Saturday, 31 July 2021

A view into state [backdated draft]

Note: This post is backdated to the date of the last draft (31 Jul 2021) as I changed my job and role and didn't want to bias / inform myself by that. It's an unfinished fragment of my thinking at that point in time that I just cleaned up a little and added references where necessary, but it's still rough and incomplete.

In principle, any stream processor could be used for materialized views
Kleppmann, 2017, p. 467

Martin Kleppmann recently gave a great keynote in which he summarized his ideas under a new framework of unordered vs. ordered events and mutable vs immutable state. In the accompanying paper he also gave an outlook on a new wave of tools that "abstract away" these consistency decisions in event-driven systems, in particular "Materialized Views" e.g. Materialize - a great overview on the different patterns is Jamie's article.

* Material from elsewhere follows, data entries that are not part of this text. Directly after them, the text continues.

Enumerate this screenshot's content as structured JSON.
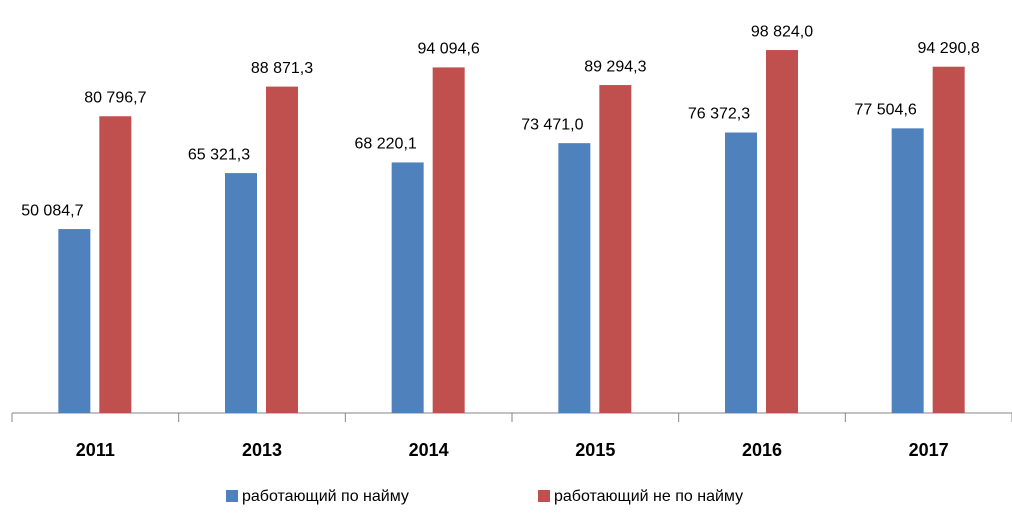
{
  "chart_data": {
    "type": "bar",
    "categories": [
      "2011",
      "2013",
      "2014",
      "2015",
      "2016",
      "2017"
    ],
    "series": [
      {
        "name": "работающий по найму",
        "color": "#4f81bd",
        "values": [
          50084.7,
          65321.3,
          68220.1,
          73471.0,
          76372.3,
          77504.6
        ],
        "value_labels": [
          "50 084,7",
          "65 321,3",
          "68 220,1",
          "73 471,0",
          "76 372,3",
          "77 504,6"
        ]
      },
      {
        "name": "работающий не по найму",
        "color": "#c0504d",
        "values": [
          80796.7,
          88871.3,
          94094.6,
          89294.3,
          98824.0,
          94290.8
        ],
        "value_labels": [
          "80 796,7",
          "88 871,3",
          "94 094,6",
          "89 294,3",
          "98 824,0",
          "94 290,8"
        ]
      }
    ],
    "ylim": [
      0,
      110000
    ],
    "legend": "bottom"
  }
}
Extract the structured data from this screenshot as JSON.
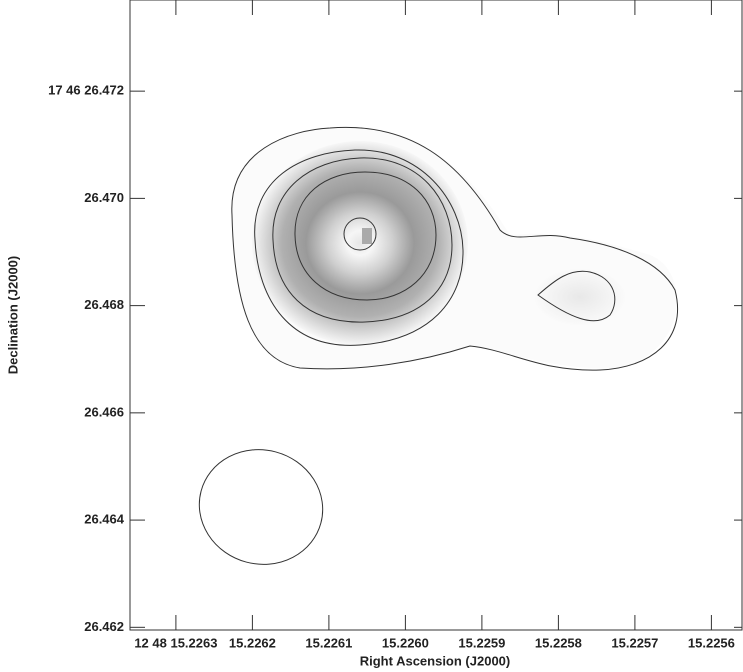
{
  "chart_data": {
    "type": "contour",
    "x_label": "Right Ascension (J2000)",
    "y_label": "Declination (J2000)",
    "xlim": [
      15.22636,
      15.22556
    ],
    "ylim": [
      26.46195,
      26.4737
    ],
    "xticks": [
      {
        "value": 15.2263,
        "label": "12 48 15.2263"
      },
      15.2262,
      15.2261,
      {
        "value": 15.226,
        "label": "15.2260"
      },
      15.2259,
      15.2258,
      15.2257,
      15.2256
    ],
    "yticks": [
      {
        "value": 26.462,
        "label": "26.462"
      },
      26.464,
      26.466,
      26.468,
      {
        "value": 26.47,
        "label": "26.470"
      },
      {
        "value": 26.472,
        "label": "17 46 26.472"
      }
    ]
  }
}
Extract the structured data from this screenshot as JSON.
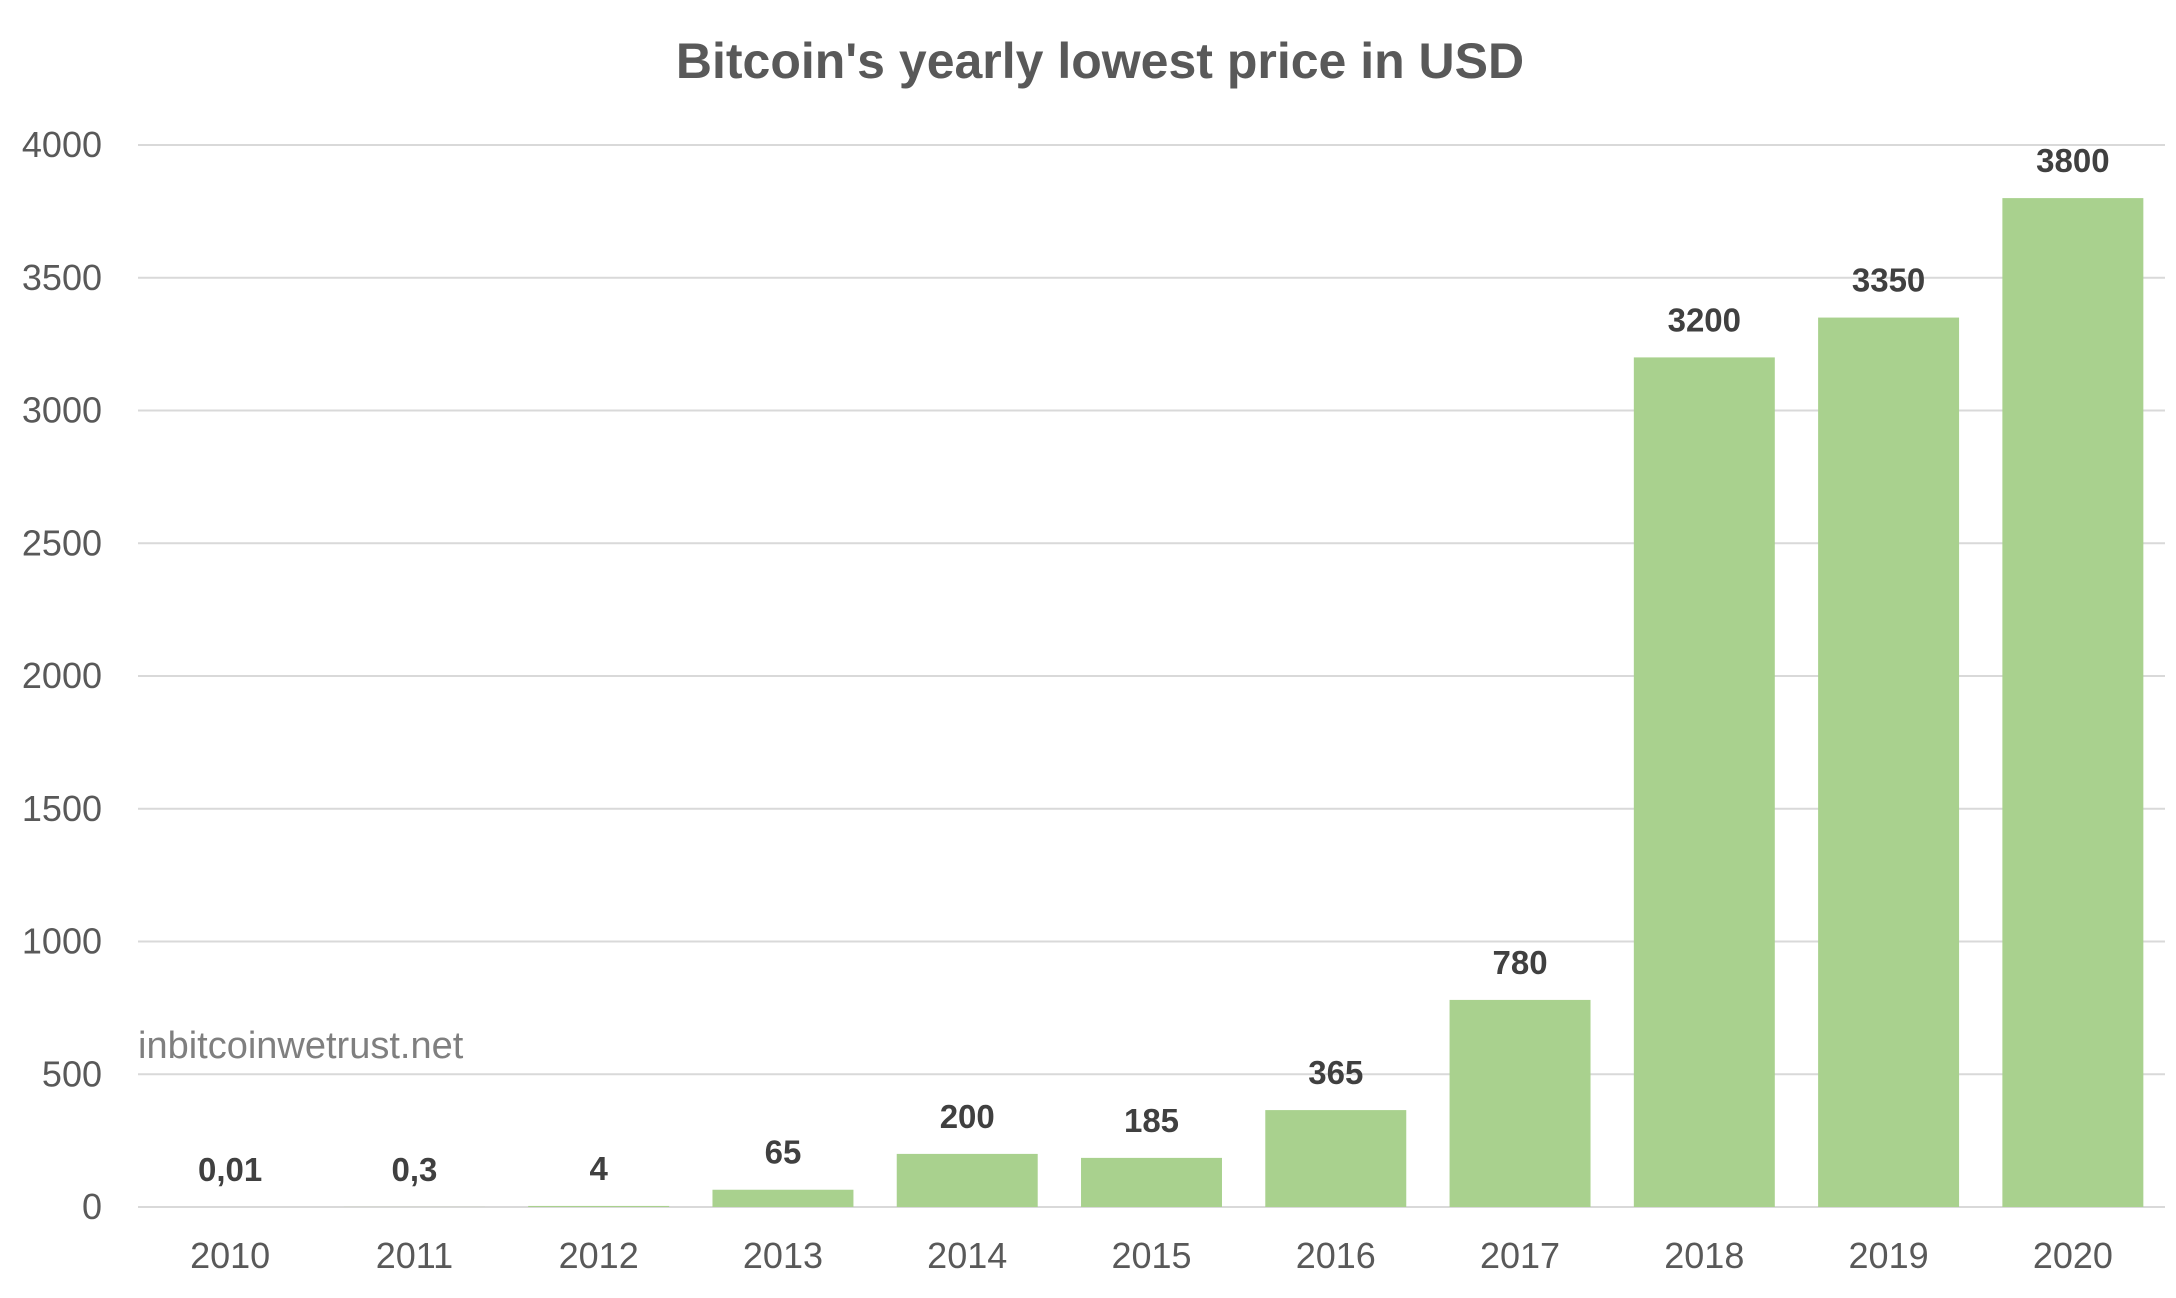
{
  "chart_data": {
    "type": "bar",
    "title": "Bitcoin's yearly lowest price in USD",
    "xlabel": "",
    "ylabel": "",
    "ylim": [
      0,
      4000
    ],
    "yticks": [
      0,
      500,
      1000,
      1500,
      2000,
      2500,
      3000,
      3500,
      4000
    ],
    "grid": true,
    "legend": "none",
    "bar_color": "#a9d18e",
    "categories": [
      "2010",
      "2011",
      "2012",
      "2013",
      "2014",
      "2015",
      "2016",
      "2017",
      "2018",
      "2019",
      "2020"
    ],
    "values": [
      0.01,
      0.3,
      4,
      65,
      200,
      185,
      365,
      780,
      3200,
      3350,
      3800
    ],
    "data_labels": [
      "0,01",
      "0,3",
      "4",
      "65",
      "200",
      "185",
      "365",
      "780",
      "3200",
      "3350",
      "3800"
    ],
    "watermark": "inbitcoinwetrust.net"
  }
}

I've been a fan of this idea not only since the famous "database turned inside out" (1) quote but actually when I first worked with Spanner and saw firsthand how it turned into an SQL system which required a surprising amount of abstraction of internal (consistency) concepts. Most surprising was that fundamentally Spanner is a messaging system (in other words it is truly distributed and not built on replication paradigms), and could even be used as a queue by observing changes "inside out". In most databases those changes are row-based and often used (with CDC) as basis for event sourcing architectures, sadly mixing physical considerations with domain events. But I am interested in one level lower, of the changes within a domain event entity, and lineage, the reason why. This interest comes from Dataflow / Beam and its consistent view of temporal locality, something I've been keen on since agent-based simulation using Erlang's actor inbox (2). Beam doesn't use "wall clock" time but time in the sense of event-timeflow or an ordered sequence of events or the spacetime / promise-theory goal "to explain a process ... we need to be able to ... tell a story about its behaviours". I'm interested in exposing this state and making it legible and explainable.


Wouldn't it be great to have a database supporting per row state (consistency) metadata instead of state hidden in a stream processing system?